A: An IT Shared Services Centre will allow Government to focus on core responsibilities, enabling it to operate more efficiently, with IT services being provided by a dedicated organisation. The benefits delivered through Shared Services include Economic, Strategic and Increased Quality to customers. These are benefits to both Government and citizens.
Q: The analogue-to-digital TV transition, where has Kenya reached?
A: Kenya is on track. The simulacast period (i.e. period of broadcasting in both analogue and digital formats) is ongoing. By 2012, the country plans to completely switch over to the digital platform ahead of the global deadline of June 2015 spearheaded by the International Telecommunication Union. Kenya is one of the few countries in Africa to embark on migration, having set 2012 as the deadline for the analogue television switchoff. The International Telecommunication Union’s Regional Radio Communications Conference (RRC 06) set 2015 as the global deadline.
Q: For investors, what other key benefits accrue from shared services?
A: The benefits can be summarised as follows: Responsiveness: A focused, specialised, service-oriented organisation ensures that Government needs and issues are addressed in a timely manner. Economy of Skill: Dedicated IT Shared Service Centre allows for the development of specialised skills which can be leveraged across the Government.
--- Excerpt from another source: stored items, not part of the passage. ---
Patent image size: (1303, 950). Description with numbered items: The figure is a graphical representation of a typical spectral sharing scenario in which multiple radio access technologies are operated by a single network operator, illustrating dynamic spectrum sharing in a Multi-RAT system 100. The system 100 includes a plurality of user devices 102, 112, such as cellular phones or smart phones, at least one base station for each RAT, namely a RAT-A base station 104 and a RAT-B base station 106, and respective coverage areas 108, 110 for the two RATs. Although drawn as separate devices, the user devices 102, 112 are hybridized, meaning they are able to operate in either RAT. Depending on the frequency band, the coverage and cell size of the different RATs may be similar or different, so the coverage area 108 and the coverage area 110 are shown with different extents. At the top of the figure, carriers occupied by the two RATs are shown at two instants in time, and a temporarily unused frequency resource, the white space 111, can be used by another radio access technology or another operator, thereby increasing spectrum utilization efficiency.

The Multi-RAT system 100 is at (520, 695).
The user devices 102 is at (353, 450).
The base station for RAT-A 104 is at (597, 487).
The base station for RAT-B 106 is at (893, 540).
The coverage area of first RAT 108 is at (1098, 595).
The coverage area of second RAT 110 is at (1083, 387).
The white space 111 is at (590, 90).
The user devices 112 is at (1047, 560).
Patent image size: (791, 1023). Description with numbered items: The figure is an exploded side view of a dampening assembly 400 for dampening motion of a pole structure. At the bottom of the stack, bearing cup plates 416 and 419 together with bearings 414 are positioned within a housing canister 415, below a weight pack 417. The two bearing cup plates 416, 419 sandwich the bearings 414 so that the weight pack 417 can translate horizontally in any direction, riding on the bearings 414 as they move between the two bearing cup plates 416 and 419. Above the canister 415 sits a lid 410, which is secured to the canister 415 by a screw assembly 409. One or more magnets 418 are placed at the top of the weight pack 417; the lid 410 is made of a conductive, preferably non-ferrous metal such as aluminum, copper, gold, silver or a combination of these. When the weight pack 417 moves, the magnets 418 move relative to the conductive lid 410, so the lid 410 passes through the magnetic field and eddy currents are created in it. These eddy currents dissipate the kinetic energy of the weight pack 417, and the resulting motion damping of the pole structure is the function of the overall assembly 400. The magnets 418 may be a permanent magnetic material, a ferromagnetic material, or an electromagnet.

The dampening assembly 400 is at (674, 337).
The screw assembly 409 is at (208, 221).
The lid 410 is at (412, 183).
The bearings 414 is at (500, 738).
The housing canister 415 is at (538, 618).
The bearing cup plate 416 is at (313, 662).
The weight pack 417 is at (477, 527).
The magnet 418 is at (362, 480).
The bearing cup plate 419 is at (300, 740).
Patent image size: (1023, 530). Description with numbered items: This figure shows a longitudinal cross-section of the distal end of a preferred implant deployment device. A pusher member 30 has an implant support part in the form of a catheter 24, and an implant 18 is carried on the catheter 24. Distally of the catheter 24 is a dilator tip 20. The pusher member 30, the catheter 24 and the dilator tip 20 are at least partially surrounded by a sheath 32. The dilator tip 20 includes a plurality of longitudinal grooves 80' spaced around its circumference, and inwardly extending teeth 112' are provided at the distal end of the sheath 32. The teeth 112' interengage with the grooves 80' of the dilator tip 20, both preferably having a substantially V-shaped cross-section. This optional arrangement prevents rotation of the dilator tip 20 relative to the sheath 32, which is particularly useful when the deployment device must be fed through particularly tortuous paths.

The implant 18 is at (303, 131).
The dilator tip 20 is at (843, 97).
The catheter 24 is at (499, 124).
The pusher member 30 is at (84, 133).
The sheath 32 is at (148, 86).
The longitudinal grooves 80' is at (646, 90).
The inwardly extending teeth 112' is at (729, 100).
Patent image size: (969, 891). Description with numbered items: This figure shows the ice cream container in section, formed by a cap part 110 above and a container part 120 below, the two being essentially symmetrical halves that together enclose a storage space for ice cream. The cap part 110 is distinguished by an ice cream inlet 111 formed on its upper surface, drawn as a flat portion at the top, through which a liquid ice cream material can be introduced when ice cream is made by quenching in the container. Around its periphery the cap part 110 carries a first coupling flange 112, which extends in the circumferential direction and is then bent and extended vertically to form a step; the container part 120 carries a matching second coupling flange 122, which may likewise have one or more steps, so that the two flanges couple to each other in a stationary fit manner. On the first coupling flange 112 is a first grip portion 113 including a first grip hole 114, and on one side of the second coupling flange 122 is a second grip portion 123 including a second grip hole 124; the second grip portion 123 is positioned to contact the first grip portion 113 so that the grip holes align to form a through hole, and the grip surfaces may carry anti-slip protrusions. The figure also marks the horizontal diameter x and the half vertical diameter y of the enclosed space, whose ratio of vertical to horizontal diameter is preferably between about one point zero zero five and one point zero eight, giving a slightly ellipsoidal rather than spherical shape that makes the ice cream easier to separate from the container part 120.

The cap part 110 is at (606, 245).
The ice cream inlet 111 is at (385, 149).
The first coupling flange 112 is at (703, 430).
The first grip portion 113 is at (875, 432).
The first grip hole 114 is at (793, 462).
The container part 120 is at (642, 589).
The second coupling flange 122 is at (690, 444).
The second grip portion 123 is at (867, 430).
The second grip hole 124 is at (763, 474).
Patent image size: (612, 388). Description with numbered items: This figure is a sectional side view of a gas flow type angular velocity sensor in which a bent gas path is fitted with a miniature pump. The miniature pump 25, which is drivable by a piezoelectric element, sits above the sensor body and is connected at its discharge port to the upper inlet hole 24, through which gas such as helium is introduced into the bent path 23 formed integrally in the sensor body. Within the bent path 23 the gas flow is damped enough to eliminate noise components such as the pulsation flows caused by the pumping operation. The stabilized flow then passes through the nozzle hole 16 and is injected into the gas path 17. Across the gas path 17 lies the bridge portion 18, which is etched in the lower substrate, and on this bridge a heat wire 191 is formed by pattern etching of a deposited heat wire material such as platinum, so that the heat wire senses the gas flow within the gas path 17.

Economies of Scale: Consolidated processes minimise the cost of delivering the same service across different Government departments/ministries. Flexibility: A Shared Services Centre allows flexibility in service requirements over time. The Government will be able to tailor the service provided to its departments and ministries according to budget and requirements. Standardisation: Standardised practices, processes and IT provide the ability to manage data, vendors and support services across Government.
Q: What is the latest on the Malili ICT Park?
A: The Master Plan is ready and the next phase is market sounding for master developers to express interest. Government will start foundational and basic infrastructure in 2011, but meanwhile plans to secure the city-based Sameer Business Park to ensure BPOs keep running while awaiting completion of the Malili ICT Park. Already, the Government has spent Sh1 billion to purchase 5,000 acres of land where it intends to put up an ICT park to house BPOs and other ICT businesses. Kenya’s bandwidth capacity, regional economic and transportation hub to eastern and southern Africa also makes Kenya stand out as a preferred destination for many investors.